Como miembro de la Federación Universitaria de Católicos Italianos (FUCI), Moro no tardó en llamar la atención del entonces consiliario de la organización a nivel nacional, monseñor Giovanni Battista Montini. El futuro Pablo VI movió sus hilos para que el joven Moro fuera su presidente, cargo que desempeñó entre 1937 y 1939. Su sucesor, también gracias a los buenos oficios de Montini, fue Giulio Andreotti. La FUCI había cumplido a la perfección con su papel de vivero de élites católicas. Después de la guerra, Moro despeñó la presidencia de la Asociación de Laureados Católicos, un influyente ente cultural que aún existe.

Sin embargo, su objetivo no era la política, sino seguir una carrera académica en el ámbito del Derecho Penal: fue el obispo de Bari el que le persuadió para presentarse a las elecciones a la Asamblea Constituyente de 1946. Este primer roce suyo con la jerarquía eclesiástica no sería el último. Mientras, el joven diputado dejó huella de su sabiduría jurídica y sus convicciones morales en la vertiente social de la Carta Magna de 1948. Mas dentro de la Democracia Cristiana cometió un error táctico al optar por la corriente de Dossetti frente a la de De Gasperi. Esta decisión retrasó su acceso a carteras ministeriales estratégicas.

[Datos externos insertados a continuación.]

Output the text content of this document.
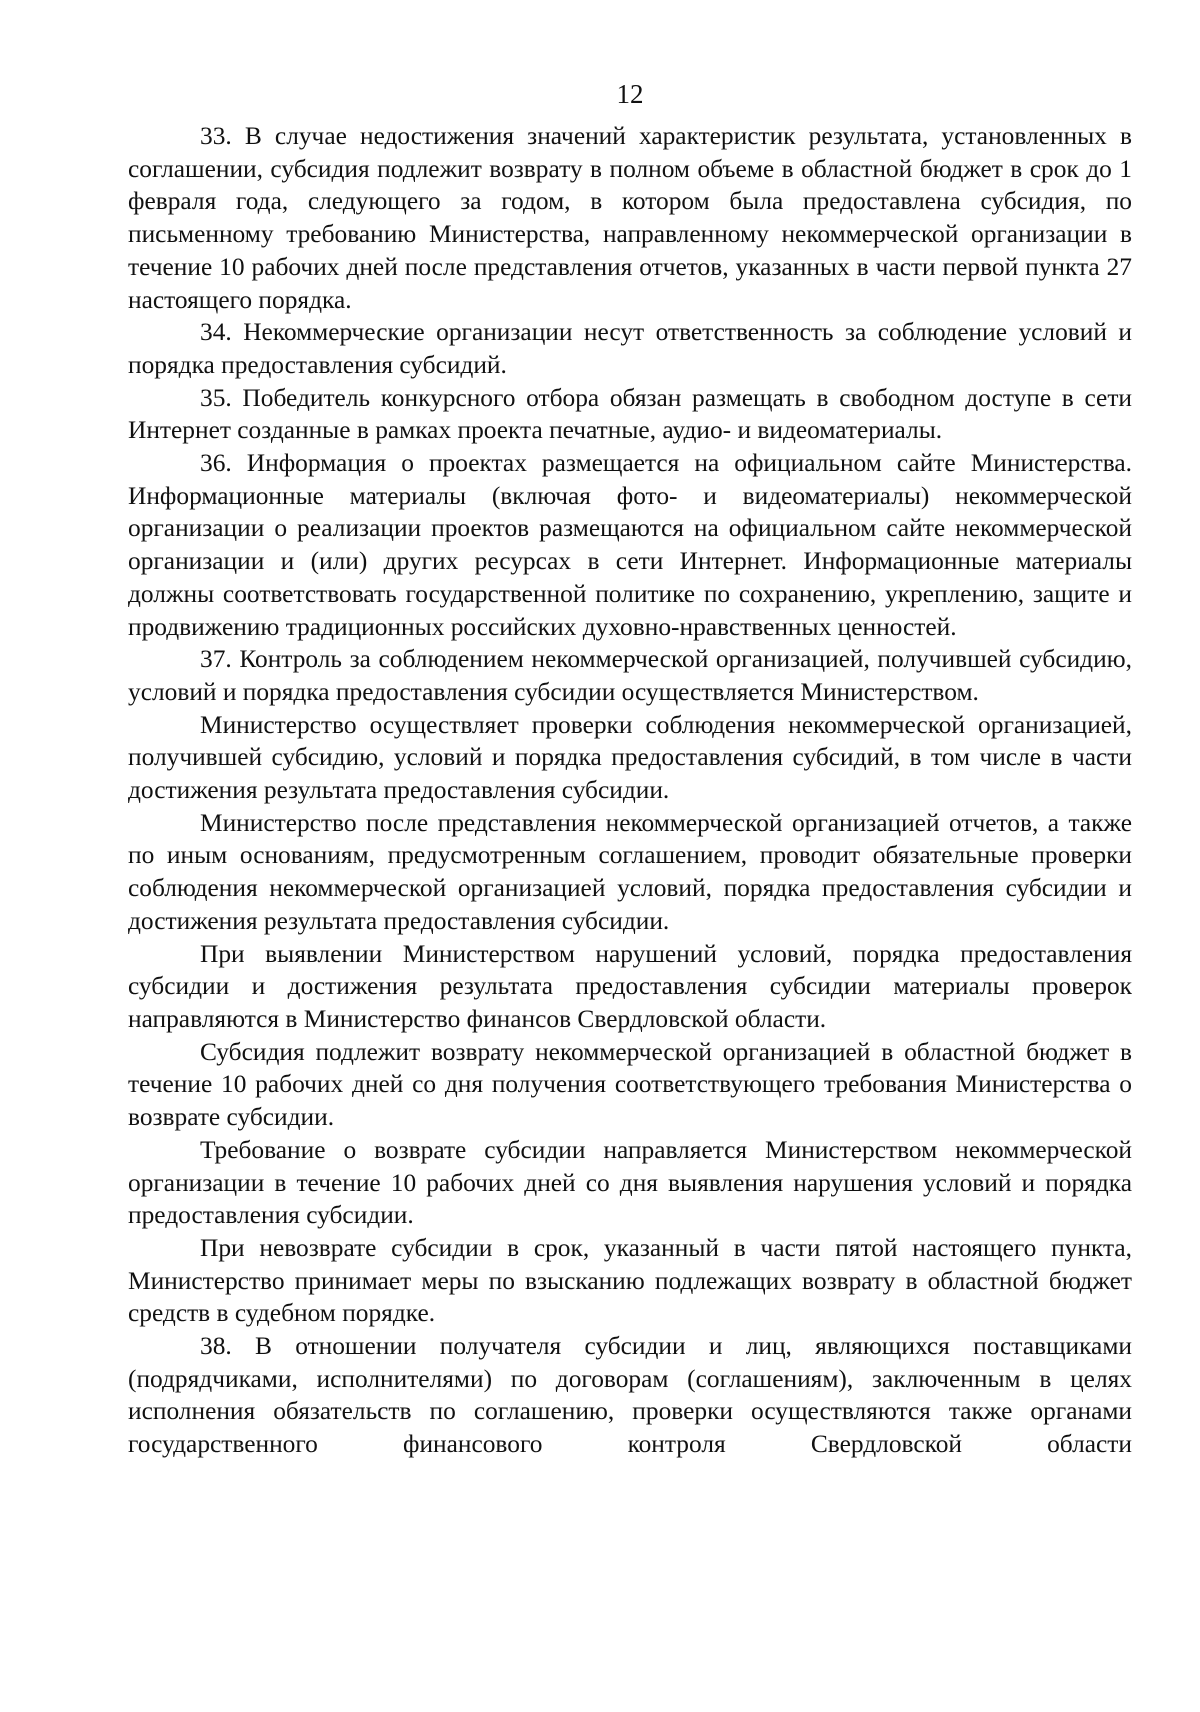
12

33. В случае недостижения значений характеристик результата, установленных в соглашении, субсидия подлежит возврату в полном объеме в областной бюджет в срок до 1 февраля года, следующего за годом, в котором была предоставлена субсидия, по письменному требованию Министерства, направленному некоммерческой организации в течение 10 рабочих дней после представления отчетов, указанных в части первой пункта 27 настоящего порядка.

34. Некоммерческие организации несут ответственность за соблюдение условий и порядка предоставления субсидий.

35. Победитель конкурсного отбора обязан размещать в свободном доступе в сети Интернет созданные в рамках проекта печатные, аудио- и видеоматериалы.

36. Информация о проектах размещается на официальном сайте Министерства. Информационные материалы (включая фото- и видеоматериалы) некоммерческой организации о реализации проектов размещаются на официальном сайте некоммерческой организации и (или) других ресурсах в сети Интернет. Информационные материалы должны соответствовать государственной политике по сохранению, укреплению, защите и продвижению традиционных российских духовно-нравственных ценностей.

37. Контроль за соблюдением некоммерческой организацией, получившей субсидию, условий и порядка предоставления субсидии осуществляется Министерством.

Министерство осуществляет проверки соблюдения некоммерческой организацией, получившей субсидию, условий и порядка предоставления субсидий, в том числе в части достижения результата предоставления субсидии.

Министерство после представления некоммерческой организацией отчетов, а также по иным основаниям, предусмотренным соглашением, проводит обязательные проверки соблюдения некоммерческой организацией условий, порядка предоставления субсидии и достижения результата предоставления субсидии.

При выявлении Министерством нарушений условий, порядка предоставления субсидии и достижения результата предоставления субсидии материалы проверок направляются в Министерство финансов Свердловской области.

Субсидия подлежит возврату некоммерческой организацией в областной бюджет в течение 10 рабочих дней со дня получения соответствующего требования Министерства о возврате субсидии.

Требование о возврате субсидии направляется Министерством некоммерческой организации в течение 10 рабочих дней со дня выявления нарушения условий и порядка предоставления субсидии.

При невозврате субсидии в срок, указанный в части пятой настоящего пункта, Министерство принимает меры по взысканию подлежащих возврату в областной бюджет средств в судебном порядке.

38. В отношении получателя субсидии и лиц, являющихся поставщиками (подрядчиками, исполнителями) по договорам (соглашениям), заключенным в целях исполнения обязательств по соглашению, проверки осуществляются также органами государственного финансового контроля Свердловской области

Tensión que casi llegó a los puños

Recuperó el tiempo perdido a finales de los 50, una vez muerto el fundador de la DC y, sobre todo, cuando estaba cambiando el paradigma de la política italiana: el partido que congregaba los votos de los católicos seguía dominando el escenario político, si bien empezaba a dar alguna señal de desgaste. Moro pronto entendió que la centralidad de la DC estaba supeditada a su capacidad para pactar con fuerzas de centroizquierda, léase el Partido Socialista. En el Vaticano, Juan XXIII, primero, y posteriormente Pablo VI, dieron su visto bueno a la operación con algunas condiciones.

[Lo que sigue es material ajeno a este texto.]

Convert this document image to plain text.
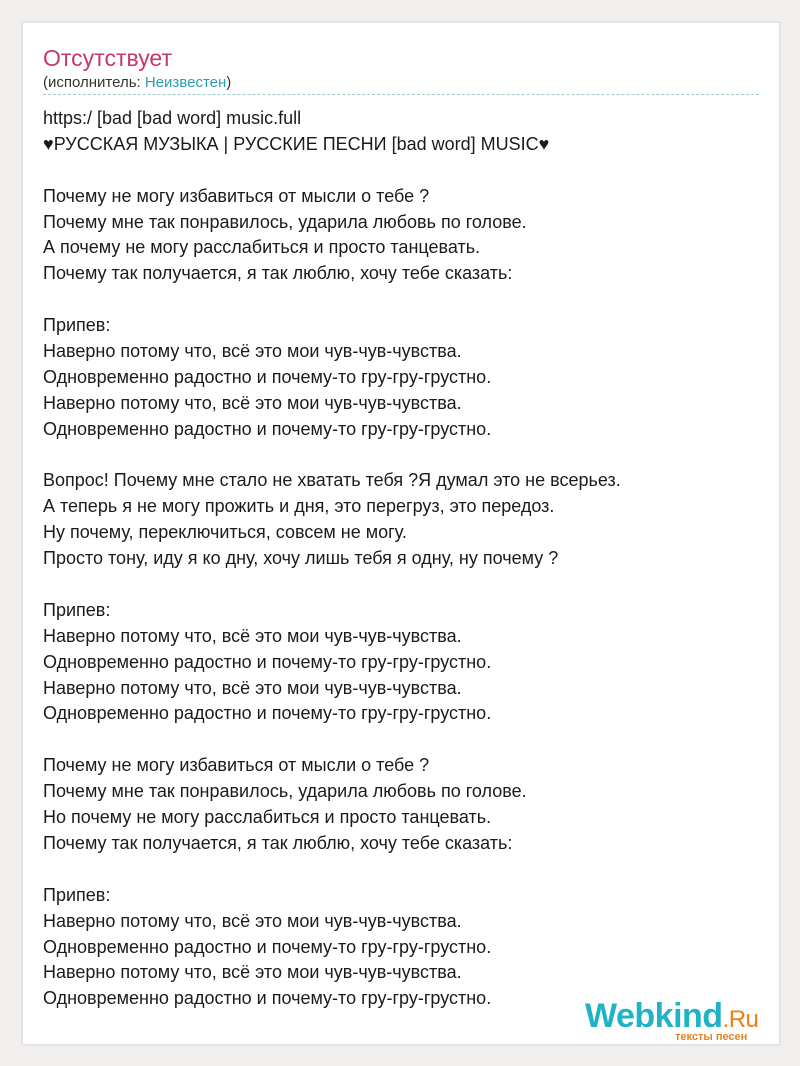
Отсутствует
(исполнитель: Неизвестен)
https:/ [bad [bad word] music.full
♥РУССКАЯ МУЗЫКА | РУССКИЕ ПЕСНИ [bad word] MUSIC♥
Почему не могу избавиться от мысли о тебе ?
Почему мне так понравилось, ударила любовь по голове.
А почему не могу расслабиться и просто танцевать.
Почему так получается, я так люблю, хочу тебе сказать:
Припев:
Наверно потому что, всё это мои чув-чув-чувства.
Одновременно радостно и почему-то гру-гру-грустно.
Наверно потому что, всё это мои чув-чув-чувства.
Одновременно радостно и почему-то гру-гру-грустно.
Вопрос! Почему мне стало не хватать тебя ?Я думал это не всерьез.
А теперь я не могу прожить и дня, это перегруз, это передоз.
Ну почему, переключиться, совсем не могу.
Просто тону, иду я ко дну, хочу лишь тебя я одну, ну почему ?
Припев:
Наверно потому что, всё это мои чув-чув-чувства.
Одновременно радостно и почему-то гру-гру-грустно.
Наверно потому что, всё это мои чув-чув-чувства.
Одновременно радостно и почему-то гру-гру-грустно.
Почему не могу избавиться от мысли о тебе ?
Почему мне так понравилось, ударила любовь по голове.
Но почему не могу расслабиться и просто танцевать.
Почему так получается, я так люблю, хочу тебе сказать:
Припев:
Наверно потому что, всё это мои чув-чув-чувства.
Одновременно радостно и почему-то гру-гру-грустно.
Наверно потому что, всё это мои чув-чув-чувства.
Одновременно радостно и почему-то гру-гру-грустно.	Webkind.Ru
тексты песен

No lo dio en absoluto el cardenal Giuseppe Siri, arzobispo de Génova y presidente de la Conferencia Episcopal Italiana (CEI), para quien el más mínimo esbozo de acuerdo con la izquierda podía desorientar a los votantes católicos (a largo plazo, los acontecimientos le darían parte de razón). «Me contuve [de darle un puñetazo] porque me di cuenta de que mis manos estaban consagradas; menos mal que olvidé que mis pies no lo estaban», declaró, ya muerto Moro, al vaticanista Benny Lai. Era el punto álgido de un desacuerdo de fondo que pudo llegar a romper la DC: el ala derecha del partido a punto estuvo de chafar el pacto con los socialistas. Un editorial de L’Osservatore Romano advirtiendo del riesgo de escisión salvó in extremis la investidura de Moro como jefe del Gobierno.

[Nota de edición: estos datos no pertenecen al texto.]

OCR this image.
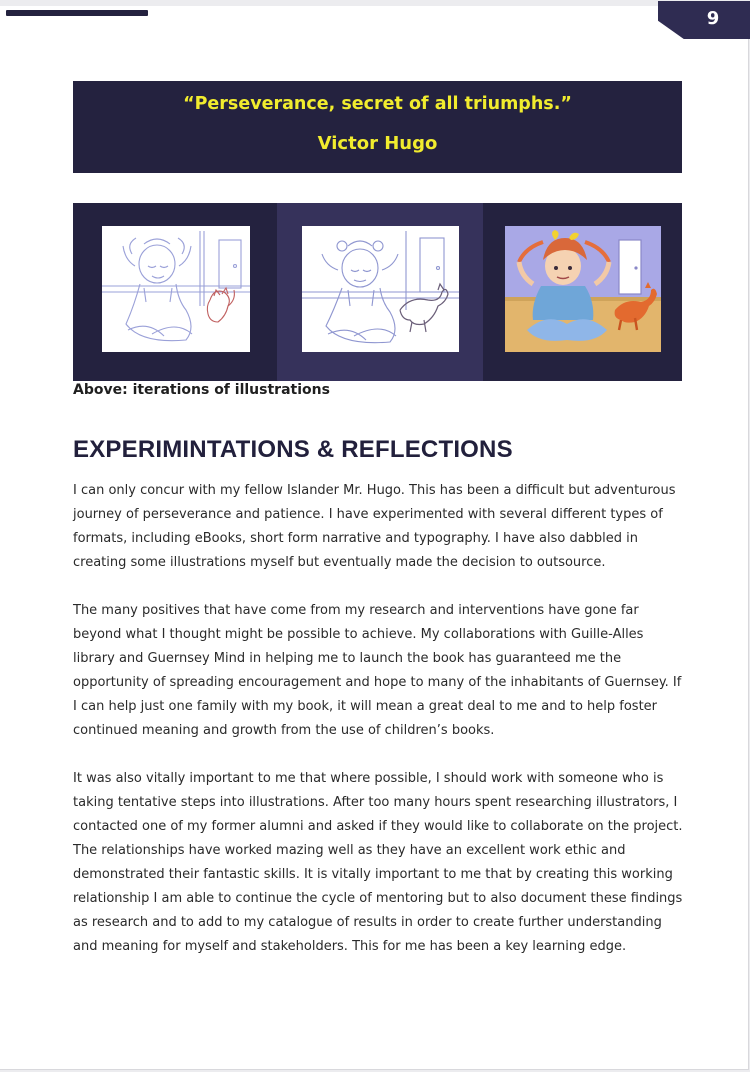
9
“Perseverance, secret of all triumphs.”
Victor Hugo
Above: iterations of illustrations
EXPERIMINTATIONS & REFLECTIONS

I can only concur with my fellow Islander Mr. Hugo. This has been a difficult but adventurous journey of perseverance and patience. I have experimented with several different types of formats, including eBooks, short form narrative and typography. I have also dabbled in creating some illustrations myself but eventually made the decision to outsource.

The many positives that have come from my research and interventions have gone far beyond what I thought might be possible to achieve. My collaborations with Guille-Alles library and Guernsey Mind in helping me to launch the book has guaranteed me the opportunity of spreading encouragement and hope to many of the inhabitants of Guernsey. If I can help just one family with my book, it will mean a great deal to me and to help foster continued meaning and growth from the use of children’s books.

It was also vitally important to me that where possible, I should work with someone who is taking tentative steps into illustrations. After too many hours spent researching illustrators, I contacted one of my former alumni and asked if they would like to collaborate on the project. The relationships have worked mazing well as they have an excellent work ethic and demonstrated their fantastic skills. It is vitally important to me that by creating this working relationship I am able to continue the cycle of mentoring but to also document these findings as research and to add to my catalogue of results in order to create further understanding and meaning for myself and stakeholders. This for me has been a key learning edge.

Para entonces, el político ya había consolidado el hilo conductor de un discurso político y moral que no cambió hasta su secuestro y muerte: la autonomía de la acción política, «señal y premisa de la autonomía del Estado en su propio orden», combinada con una clara inspiración, definida en su discurso del congreso de la Democracia Cristiana en 1962, «en la concepción cristiana de la vida y en la referencia constante a los valores religiosos, espirituales y morales que de ella emanan», al tiempo que afirma «la plena idoneidad de la doctrina social cristiana para resolver los desafíos de la sociedad democrática».

Esta adaptación de las esencias democristianas le generó enemigos en todos los sectores. Muchos esperan que la causa de beatificación abierta en 2017 zanje definitivamente la polémica.